There's something about the position of claiming something is 'art' that has never sat easily with me. Perhaps it's the fact that the creative medium I feel most attached to (games) gets a fair amount of flak for being either dangerously violent drivel (Manhunt) at best, or self-consciously seeking that constant edge of 'new media' cool (Edge Magazine, The Escapist etc).
More specifically, I feel that attempting to portray games as art is just inviting our critics to laugh at us. Games are a medium. It is possible to create something considered to be 'art' in any medium, but that doesn't mean games are art. Television isn't art. Cinema isn't (usually) art. Newspapers are not art.
Moreover, I do not quite understand the need to be accepted as art. Who cares? For me, craft is important. Design is important, engineering is important. I'll look at a well engineered game and admire it in the same way I admire some feat of civil engineering - because I have some insight into the processes and work and effort that are required, I understand and appreciate the level of human ingenuity and thought that goes into making something that seems culturally vacuous to someone like my mother.
And games can exhibit great design, something that I appreciate when I look at an Ipod or a Dyson hoover or a Ferrari. There are other elements too - some games are well written, have exceptional storylines or feature incredibly artistic visual styles or worlds. I'm not desperate for everyone to recognise them as art, though.
I've been prompted into this, somewhat tangentially, by reading the latest and concluding novel in Terry Goodkind's Sword of Truth series, Confessor. I'll lay my cards on the table - I'm with a vocal minority on this one, in that I loved the series at the start, but increasingly grew tired of the incessant amateur philosophising of previously action-driven characters. It just gets worse and worse as the series goes on. And I think these two strands of thought (games as art / fantasy writing) are linked - I read fantasy novels not because the genre contains the cream of the world's writers - it doesn't. I read fantasy because I generally enjoy the settings, narrative and the action. There are exceptions - I can recognise Tolkien as art even if I never particularly warmed to LOTR.
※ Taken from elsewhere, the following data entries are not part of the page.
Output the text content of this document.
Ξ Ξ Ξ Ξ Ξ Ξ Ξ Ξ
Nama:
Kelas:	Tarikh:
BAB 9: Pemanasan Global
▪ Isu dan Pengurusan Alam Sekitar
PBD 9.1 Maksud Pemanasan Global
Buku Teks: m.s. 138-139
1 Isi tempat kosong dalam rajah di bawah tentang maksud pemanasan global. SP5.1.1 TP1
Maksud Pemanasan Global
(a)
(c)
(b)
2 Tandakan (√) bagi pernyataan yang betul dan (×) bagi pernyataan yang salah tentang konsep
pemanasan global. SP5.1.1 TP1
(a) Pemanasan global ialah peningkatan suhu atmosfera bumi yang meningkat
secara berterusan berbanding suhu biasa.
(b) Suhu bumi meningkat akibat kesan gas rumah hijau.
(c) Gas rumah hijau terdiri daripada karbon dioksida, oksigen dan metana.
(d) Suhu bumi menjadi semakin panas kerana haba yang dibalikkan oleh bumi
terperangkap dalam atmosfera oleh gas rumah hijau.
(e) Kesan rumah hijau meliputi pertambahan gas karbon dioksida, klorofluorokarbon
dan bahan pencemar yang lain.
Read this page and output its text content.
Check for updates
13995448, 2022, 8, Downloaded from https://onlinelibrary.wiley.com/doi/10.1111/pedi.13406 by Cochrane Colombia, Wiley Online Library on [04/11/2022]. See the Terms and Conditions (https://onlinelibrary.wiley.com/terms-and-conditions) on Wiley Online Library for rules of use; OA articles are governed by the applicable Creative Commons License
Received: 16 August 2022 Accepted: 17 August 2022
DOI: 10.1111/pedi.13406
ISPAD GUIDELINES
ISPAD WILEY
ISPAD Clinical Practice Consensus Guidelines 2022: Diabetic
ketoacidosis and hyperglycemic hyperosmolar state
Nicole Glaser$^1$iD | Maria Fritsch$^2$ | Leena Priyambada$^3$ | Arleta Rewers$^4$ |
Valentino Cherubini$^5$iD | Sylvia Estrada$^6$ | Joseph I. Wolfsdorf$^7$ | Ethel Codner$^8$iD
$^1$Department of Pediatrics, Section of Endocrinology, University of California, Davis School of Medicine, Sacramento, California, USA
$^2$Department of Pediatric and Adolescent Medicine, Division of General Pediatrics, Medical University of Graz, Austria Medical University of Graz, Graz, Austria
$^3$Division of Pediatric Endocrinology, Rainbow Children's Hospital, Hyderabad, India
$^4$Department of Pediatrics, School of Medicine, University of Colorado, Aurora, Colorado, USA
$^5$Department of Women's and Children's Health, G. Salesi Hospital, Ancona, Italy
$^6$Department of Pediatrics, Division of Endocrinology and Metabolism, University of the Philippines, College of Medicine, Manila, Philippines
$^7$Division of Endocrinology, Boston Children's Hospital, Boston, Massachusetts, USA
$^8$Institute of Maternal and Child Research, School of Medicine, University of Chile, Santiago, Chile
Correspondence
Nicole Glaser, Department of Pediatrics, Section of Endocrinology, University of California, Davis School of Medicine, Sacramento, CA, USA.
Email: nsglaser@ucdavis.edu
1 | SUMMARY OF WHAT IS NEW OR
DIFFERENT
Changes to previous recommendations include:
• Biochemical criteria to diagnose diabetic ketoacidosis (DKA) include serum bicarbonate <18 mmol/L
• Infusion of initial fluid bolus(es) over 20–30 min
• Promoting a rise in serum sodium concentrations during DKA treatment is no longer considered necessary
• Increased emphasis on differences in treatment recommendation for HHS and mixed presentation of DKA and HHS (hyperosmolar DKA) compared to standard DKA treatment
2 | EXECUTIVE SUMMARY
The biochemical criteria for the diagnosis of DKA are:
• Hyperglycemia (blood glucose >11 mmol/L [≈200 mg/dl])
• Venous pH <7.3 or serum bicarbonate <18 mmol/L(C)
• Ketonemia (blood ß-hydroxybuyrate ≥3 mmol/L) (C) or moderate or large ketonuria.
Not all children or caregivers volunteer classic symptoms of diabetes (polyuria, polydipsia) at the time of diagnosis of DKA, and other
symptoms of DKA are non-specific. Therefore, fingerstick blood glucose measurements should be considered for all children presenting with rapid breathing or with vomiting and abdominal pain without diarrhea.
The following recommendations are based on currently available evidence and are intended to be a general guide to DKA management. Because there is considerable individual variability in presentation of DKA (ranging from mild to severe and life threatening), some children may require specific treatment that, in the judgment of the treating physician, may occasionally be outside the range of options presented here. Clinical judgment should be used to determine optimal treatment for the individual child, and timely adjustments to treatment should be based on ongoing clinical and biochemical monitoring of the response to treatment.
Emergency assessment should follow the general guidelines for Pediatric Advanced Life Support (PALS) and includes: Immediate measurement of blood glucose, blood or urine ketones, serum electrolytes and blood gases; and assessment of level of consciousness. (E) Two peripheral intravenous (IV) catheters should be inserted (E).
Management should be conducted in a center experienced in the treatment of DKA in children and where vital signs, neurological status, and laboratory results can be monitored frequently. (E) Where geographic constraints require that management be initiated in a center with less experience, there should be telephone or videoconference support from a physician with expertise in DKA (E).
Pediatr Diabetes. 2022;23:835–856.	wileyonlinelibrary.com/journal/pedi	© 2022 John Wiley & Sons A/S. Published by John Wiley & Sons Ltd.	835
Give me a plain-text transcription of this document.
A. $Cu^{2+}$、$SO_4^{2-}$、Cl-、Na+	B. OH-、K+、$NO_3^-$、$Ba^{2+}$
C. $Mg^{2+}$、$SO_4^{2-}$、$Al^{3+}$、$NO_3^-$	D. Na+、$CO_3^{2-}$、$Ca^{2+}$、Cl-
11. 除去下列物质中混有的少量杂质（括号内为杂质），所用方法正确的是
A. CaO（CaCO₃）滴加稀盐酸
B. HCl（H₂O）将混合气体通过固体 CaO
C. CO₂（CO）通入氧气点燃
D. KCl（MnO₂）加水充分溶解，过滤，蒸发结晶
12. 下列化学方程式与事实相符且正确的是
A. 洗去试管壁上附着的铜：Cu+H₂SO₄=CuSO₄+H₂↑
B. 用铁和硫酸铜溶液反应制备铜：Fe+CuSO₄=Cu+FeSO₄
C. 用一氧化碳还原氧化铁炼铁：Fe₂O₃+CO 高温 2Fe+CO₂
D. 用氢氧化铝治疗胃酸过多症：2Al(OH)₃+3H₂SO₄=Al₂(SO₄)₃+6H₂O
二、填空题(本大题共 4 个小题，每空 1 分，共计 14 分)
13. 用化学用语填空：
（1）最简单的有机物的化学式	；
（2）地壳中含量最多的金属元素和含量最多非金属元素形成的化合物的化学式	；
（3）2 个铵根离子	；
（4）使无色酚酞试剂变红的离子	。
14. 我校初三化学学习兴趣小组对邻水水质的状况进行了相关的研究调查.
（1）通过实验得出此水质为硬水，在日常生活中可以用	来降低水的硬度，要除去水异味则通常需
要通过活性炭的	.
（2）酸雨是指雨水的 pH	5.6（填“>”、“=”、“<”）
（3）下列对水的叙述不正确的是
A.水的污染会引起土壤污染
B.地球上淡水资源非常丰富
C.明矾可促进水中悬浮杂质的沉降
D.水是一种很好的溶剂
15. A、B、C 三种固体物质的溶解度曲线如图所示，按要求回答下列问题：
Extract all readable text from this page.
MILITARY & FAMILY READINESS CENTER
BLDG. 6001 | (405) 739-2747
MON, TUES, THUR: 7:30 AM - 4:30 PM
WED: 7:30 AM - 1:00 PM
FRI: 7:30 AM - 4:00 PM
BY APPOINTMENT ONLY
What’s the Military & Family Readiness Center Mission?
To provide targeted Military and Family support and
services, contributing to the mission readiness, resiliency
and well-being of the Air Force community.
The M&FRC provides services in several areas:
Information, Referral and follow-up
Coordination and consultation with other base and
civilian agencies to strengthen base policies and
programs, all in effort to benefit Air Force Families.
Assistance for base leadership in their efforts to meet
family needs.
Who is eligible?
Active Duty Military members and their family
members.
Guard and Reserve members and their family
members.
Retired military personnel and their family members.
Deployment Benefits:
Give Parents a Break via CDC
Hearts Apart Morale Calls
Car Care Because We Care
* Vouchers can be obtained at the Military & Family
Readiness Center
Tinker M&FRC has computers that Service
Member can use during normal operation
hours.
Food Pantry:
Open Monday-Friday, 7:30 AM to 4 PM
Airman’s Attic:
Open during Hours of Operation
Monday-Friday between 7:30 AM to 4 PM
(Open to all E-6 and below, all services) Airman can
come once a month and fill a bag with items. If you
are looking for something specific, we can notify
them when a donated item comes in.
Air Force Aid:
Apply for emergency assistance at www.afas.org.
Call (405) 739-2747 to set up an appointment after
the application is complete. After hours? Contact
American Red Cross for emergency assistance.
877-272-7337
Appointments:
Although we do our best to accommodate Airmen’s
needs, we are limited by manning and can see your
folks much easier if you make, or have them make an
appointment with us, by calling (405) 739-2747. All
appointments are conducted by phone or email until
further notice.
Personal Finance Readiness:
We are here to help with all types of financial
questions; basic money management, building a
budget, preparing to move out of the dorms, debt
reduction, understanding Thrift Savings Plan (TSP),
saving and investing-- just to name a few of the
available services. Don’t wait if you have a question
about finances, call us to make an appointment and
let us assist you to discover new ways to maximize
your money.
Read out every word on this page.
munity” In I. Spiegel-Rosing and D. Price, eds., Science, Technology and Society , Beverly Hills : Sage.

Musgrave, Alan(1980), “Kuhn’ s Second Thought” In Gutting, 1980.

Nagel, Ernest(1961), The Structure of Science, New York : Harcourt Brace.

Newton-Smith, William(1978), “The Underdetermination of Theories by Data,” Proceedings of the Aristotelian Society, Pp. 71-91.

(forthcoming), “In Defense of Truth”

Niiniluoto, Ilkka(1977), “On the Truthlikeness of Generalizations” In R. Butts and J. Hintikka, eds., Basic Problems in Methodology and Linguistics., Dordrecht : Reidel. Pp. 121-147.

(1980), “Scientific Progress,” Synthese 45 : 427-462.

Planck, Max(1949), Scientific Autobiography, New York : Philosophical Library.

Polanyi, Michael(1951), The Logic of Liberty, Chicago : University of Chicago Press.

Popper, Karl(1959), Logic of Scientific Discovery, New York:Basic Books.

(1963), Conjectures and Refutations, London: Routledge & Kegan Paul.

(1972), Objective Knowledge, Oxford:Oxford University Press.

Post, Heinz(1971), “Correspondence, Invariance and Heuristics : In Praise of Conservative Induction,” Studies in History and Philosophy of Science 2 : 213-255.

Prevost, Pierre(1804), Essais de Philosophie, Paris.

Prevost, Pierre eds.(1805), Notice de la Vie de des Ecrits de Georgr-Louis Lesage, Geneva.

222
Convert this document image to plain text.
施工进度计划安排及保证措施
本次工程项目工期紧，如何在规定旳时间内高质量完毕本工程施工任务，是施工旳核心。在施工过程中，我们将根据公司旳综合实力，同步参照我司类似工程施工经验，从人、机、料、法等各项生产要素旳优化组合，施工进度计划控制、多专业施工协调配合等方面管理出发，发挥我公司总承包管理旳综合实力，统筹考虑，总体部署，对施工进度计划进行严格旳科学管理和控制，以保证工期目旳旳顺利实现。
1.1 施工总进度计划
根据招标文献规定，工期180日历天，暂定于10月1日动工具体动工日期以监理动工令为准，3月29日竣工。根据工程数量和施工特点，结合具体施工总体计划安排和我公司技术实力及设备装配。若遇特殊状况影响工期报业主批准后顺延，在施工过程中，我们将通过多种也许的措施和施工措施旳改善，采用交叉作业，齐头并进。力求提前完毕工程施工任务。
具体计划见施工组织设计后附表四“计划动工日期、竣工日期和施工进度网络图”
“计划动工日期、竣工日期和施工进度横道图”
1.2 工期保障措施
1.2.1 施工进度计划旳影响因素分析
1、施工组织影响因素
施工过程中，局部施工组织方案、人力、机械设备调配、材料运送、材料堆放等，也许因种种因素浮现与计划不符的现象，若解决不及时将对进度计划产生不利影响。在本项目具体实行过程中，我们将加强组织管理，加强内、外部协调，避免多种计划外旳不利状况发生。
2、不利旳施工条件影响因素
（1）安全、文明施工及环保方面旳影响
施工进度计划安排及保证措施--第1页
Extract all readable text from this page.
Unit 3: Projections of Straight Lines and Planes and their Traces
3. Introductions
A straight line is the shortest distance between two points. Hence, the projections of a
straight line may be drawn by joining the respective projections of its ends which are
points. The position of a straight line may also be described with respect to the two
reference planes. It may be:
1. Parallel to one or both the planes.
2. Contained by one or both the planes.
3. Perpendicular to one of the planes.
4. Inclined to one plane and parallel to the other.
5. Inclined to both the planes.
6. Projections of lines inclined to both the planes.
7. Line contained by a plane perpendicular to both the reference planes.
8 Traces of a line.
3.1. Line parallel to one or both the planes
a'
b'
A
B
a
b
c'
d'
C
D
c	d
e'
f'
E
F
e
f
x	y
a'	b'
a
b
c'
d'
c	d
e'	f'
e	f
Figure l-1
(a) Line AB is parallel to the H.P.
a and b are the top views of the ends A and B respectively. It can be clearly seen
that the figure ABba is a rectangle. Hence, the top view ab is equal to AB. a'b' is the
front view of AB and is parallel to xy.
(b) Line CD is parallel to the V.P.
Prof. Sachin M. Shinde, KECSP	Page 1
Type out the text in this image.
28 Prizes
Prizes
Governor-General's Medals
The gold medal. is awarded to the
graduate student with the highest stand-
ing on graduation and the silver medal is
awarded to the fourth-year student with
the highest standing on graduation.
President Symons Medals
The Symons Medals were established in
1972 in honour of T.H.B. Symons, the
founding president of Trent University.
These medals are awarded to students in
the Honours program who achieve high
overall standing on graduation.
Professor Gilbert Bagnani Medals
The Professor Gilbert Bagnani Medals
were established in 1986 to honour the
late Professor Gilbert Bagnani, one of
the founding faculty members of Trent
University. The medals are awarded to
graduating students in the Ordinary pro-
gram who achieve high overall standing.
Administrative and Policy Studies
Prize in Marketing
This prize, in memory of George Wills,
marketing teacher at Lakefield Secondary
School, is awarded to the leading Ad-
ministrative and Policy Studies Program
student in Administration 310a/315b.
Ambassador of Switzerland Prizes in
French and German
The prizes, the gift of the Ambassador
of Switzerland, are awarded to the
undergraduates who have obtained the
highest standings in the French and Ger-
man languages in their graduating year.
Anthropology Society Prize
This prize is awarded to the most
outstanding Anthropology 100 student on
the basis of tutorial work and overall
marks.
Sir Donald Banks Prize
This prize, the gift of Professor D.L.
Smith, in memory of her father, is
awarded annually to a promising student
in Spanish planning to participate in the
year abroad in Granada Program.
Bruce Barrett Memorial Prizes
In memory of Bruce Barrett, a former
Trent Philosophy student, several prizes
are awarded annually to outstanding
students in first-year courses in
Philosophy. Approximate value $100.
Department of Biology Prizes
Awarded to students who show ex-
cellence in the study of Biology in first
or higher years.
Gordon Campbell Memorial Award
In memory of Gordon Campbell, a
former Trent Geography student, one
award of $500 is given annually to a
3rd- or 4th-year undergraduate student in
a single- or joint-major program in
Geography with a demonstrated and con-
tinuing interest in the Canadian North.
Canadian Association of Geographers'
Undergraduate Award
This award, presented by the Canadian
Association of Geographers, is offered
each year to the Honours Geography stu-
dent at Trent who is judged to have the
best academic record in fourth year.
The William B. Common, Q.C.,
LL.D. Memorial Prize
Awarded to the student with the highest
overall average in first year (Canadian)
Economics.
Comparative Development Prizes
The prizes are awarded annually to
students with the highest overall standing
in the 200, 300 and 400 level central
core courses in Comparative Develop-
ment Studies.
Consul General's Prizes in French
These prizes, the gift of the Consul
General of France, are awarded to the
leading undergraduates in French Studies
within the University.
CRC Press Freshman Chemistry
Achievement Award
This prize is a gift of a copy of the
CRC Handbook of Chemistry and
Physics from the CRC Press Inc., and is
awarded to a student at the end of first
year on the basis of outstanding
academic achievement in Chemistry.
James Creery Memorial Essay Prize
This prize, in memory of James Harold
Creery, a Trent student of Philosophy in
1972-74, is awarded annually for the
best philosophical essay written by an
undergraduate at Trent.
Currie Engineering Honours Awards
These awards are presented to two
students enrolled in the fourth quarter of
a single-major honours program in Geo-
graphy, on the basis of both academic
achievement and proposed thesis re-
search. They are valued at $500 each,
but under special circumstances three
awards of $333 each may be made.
Goodkind, I think, falls prey to the trap that some game commentators or developers do, namely that they feel they have to go out and prove the worth of the medium. They don't. Forget about proving your worth and remember there is as much to admire in a finely crafted and well honed story that brings enjoyment and escapism to millions as there is in writing something that gains recognition outside of your current fanbase.
In the end, I think Goodkind just doesn't want to be a fantasy writer, as his later novels just get further and further away from my definition of fantasy.